Have you ever left the engine running while loading or unloading items from the boot? (Image: Getty)

Everyone does this, but few know a $114 penalty can be slapped on them if the police catches them.

NSW Police confirmed with Yahoo Finance that leaving the engine running then walking away more than 3 metres from the car is an illegal act.

Most Australians, especially those with children, would have done this at some stage. But it's against the law.

The offence is listed in the same legislation that also penalises motorists if they walk away from the vehicle with windows open, doors unlocked or with the key in the ignition.

Similar laws exist in other states, with varying financial penalties.

While these rules might seem nitpicky, they are there for legitimate reasons.

"Inviting theft creates unnecessary work for the police," said greeslips.com.au insurance expert Corrina Baird.

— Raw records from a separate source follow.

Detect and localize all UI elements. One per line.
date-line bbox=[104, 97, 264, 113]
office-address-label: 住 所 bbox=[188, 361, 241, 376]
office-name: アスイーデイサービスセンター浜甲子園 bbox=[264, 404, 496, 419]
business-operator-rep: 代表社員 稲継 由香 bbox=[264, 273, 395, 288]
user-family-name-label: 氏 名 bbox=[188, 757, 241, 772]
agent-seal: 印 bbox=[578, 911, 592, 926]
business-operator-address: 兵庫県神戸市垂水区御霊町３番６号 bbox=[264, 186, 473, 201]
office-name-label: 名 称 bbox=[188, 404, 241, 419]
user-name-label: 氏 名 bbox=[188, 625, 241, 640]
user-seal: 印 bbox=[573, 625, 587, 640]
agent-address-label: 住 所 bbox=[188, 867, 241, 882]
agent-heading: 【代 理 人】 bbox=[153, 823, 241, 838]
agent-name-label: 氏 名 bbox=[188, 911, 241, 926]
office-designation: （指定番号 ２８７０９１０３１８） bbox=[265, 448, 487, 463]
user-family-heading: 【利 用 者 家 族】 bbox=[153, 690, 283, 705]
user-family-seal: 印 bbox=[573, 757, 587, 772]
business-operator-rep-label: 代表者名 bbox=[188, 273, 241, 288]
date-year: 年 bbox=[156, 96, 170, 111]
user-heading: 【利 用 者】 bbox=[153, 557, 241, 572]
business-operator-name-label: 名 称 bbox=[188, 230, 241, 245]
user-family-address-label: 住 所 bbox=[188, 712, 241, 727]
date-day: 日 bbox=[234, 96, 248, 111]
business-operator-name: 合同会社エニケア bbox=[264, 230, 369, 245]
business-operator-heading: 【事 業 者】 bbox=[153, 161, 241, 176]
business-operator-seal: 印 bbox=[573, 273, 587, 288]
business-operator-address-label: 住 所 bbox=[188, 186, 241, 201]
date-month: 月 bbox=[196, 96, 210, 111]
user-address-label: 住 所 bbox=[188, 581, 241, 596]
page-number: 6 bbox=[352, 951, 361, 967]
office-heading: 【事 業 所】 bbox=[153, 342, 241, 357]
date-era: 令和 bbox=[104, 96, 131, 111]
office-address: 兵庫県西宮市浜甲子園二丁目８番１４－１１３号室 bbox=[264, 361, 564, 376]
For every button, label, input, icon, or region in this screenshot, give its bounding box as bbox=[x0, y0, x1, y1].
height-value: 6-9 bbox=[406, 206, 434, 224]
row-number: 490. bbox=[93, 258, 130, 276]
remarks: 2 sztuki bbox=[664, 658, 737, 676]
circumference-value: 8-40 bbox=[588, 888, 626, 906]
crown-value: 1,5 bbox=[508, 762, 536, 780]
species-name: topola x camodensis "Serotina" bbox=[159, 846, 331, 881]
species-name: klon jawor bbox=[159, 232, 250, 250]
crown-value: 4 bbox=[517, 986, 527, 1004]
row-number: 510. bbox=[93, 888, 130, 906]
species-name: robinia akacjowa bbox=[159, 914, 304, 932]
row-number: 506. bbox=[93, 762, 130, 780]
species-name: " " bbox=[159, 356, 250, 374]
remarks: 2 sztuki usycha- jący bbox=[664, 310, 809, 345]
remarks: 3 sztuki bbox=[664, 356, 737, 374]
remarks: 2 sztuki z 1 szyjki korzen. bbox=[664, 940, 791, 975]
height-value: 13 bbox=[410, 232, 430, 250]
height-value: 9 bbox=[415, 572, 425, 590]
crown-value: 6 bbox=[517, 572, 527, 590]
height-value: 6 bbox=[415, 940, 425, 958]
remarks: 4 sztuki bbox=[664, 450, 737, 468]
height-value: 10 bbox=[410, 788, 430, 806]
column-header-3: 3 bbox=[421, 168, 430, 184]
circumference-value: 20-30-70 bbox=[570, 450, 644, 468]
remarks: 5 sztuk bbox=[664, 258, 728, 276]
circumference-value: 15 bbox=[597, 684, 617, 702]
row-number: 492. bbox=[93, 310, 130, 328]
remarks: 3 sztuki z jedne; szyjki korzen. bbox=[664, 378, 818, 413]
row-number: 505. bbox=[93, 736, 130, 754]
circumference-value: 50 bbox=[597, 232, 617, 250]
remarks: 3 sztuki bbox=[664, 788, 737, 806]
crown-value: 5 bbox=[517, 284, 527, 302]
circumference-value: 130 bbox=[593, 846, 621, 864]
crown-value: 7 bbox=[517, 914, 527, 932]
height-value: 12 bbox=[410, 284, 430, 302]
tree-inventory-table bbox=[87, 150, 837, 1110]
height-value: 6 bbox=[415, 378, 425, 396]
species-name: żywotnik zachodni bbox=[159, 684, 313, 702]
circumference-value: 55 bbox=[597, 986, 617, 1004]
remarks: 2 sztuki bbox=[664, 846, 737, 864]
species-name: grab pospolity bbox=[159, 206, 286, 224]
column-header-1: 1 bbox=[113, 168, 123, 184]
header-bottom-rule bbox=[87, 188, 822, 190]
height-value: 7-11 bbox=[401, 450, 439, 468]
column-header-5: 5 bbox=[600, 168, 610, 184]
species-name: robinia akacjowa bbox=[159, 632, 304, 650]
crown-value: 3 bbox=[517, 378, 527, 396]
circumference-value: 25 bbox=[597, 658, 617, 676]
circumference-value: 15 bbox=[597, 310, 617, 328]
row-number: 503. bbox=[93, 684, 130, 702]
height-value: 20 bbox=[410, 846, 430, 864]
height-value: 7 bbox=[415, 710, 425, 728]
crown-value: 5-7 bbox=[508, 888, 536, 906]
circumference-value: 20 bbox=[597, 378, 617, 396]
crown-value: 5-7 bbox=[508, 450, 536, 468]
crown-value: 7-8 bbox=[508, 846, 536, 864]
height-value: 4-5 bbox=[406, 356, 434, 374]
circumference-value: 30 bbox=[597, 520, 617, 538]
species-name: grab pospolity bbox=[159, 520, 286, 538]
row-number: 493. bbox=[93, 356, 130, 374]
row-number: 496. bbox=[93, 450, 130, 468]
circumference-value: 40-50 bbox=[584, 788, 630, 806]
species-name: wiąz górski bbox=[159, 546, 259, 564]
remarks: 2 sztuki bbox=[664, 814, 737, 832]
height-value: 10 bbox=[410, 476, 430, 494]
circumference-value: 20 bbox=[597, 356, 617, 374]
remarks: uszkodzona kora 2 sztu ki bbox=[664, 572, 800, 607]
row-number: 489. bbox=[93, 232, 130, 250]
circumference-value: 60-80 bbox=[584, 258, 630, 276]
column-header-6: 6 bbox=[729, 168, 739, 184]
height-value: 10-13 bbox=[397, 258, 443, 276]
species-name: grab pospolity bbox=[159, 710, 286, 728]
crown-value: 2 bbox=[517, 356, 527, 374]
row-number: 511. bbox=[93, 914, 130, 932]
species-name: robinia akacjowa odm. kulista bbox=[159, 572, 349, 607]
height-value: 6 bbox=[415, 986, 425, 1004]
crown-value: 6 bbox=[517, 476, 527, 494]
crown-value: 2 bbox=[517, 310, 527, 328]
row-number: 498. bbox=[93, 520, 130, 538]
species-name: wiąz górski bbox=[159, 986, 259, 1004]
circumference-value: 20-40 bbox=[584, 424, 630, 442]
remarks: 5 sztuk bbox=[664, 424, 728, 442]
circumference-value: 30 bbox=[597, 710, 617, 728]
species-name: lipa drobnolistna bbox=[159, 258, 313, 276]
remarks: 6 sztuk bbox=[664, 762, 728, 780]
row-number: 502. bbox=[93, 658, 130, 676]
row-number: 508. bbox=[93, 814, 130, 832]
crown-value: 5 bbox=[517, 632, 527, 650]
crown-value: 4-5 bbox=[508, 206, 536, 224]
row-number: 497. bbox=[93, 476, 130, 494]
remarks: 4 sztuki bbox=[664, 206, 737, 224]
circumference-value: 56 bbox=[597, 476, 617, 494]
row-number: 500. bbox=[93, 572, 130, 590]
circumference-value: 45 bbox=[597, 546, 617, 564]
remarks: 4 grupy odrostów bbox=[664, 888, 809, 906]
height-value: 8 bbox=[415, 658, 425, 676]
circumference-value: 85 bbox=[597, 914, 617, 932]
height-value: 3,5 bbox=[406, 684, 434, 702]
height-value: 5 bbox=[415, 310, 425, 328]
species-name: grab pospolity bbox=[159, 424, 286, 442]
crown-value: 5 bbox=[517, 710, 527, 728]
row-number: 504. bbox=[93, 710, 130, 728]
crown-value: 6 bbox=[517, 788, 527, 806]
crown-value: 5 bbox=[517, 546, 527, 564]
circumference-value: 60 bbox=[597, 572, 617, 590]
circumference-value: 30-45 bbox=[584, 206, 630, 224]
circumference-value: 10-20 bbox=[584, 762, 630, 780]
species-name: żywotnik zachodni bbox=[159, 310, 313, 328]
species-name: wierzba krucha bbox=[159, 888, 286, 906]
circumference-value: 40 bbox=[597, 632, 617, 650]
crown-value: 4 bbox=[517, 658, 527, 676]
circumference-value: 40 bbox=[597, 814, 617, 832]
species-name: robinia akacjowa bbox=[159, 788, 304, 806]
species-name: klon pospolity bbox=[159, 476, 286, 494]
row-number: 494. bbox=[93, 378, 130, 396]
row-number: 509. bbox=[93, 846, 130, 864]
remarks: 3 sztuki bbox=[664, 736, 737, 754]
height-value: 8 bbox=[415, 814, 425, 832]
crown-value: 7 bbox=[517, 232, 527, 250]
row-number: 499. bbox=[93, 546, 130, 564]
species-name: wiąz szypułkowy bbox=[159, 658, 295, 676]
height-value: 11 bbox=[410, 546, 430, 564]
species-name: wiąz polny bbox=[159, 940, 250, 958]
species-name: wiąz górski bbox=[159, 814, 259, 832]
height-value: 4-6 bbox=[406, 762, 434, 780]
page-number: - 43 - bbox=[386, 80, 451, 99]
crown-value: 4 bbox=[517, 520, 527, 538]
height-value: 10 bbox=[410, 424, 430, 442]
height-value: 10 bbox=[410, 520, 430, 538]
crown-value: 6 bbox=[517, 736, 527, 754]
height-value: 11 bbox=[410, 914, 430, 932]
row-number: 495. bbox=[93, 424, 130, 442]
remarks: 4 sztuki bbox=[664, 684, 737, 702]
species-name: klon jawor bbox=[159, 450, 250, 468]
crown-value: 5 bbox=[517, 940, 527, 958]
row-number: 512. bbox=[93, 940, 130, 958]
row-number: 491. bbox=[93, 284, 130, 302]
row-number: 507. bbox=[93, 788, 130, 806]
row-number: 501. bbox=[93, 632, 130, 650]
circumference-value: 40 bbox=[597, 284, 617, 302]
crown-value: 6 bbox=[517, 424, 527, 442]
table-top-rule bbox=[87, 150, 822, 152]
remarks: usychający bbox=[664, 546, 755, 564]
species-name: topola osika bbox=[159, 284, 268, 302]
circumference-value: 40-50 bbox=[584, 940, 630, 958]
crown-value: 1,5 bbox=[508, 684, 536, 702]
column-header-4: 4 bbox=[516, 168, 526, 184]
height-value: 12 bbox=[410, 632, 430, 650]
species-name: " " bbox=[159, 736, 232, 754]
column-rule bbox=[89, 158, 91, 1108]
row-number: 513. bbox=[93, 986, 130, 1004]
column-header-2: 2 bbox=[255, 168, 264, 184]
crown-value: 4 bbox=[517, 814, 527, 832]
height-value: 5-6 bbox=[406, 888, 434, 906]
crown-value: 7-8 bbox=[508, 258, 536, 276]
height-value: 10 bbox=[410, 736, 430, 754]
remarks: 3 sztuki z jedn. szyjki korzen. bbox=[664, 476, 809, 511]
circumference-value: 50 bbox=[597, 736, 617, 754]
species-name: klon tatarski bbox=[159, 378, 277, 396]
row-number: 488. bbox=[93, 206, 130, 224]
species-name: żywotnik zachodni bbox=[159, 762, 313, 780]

"Inviting theft also creates work for car insurers and costs them money – but only if they accept your claim."

According to Baird, insurer Budget Direct revealed 18 per cent of car thefts occur when the key is left in the ignition.

"Every 10 minutes somebody in Australia steals a vehicle and one-in-three owners never see their car again," she said.

"Be more vigilant if you own a Holden Commodore, live in Northern Territory or go out on Friday nights."

Another reason for adhering to the law is if the key is left in the vehicle and it's stolen or damaged, the insurer may have grounds to not pay out your claim.

There will be a clause in almost every policy that blocks payouts made when the policyholder indulges in an illegal act.

"Most vehicle policies state drivers must take all reasonable steps to protect the vehicle from loss or damage," said Baird.

"If your vehicle is unlocked and unattended, with keys in the ignition in a busy petrol station, are you taking a reasonable precaution?"

And if you think the police would not bother with such petty offences, think again.

Sydney man Ben Judd copped the wrath of authorities in January last year when he briefly stopped at a service station to buy himself a meat pie.

Judd had left his windows open and the doors unlocked, and the $112 ticket was written while he was inside the store.

"I was parked inside the petrol station, not on a road... Revenue raising at its finest. Thoughts? Is that even a law?"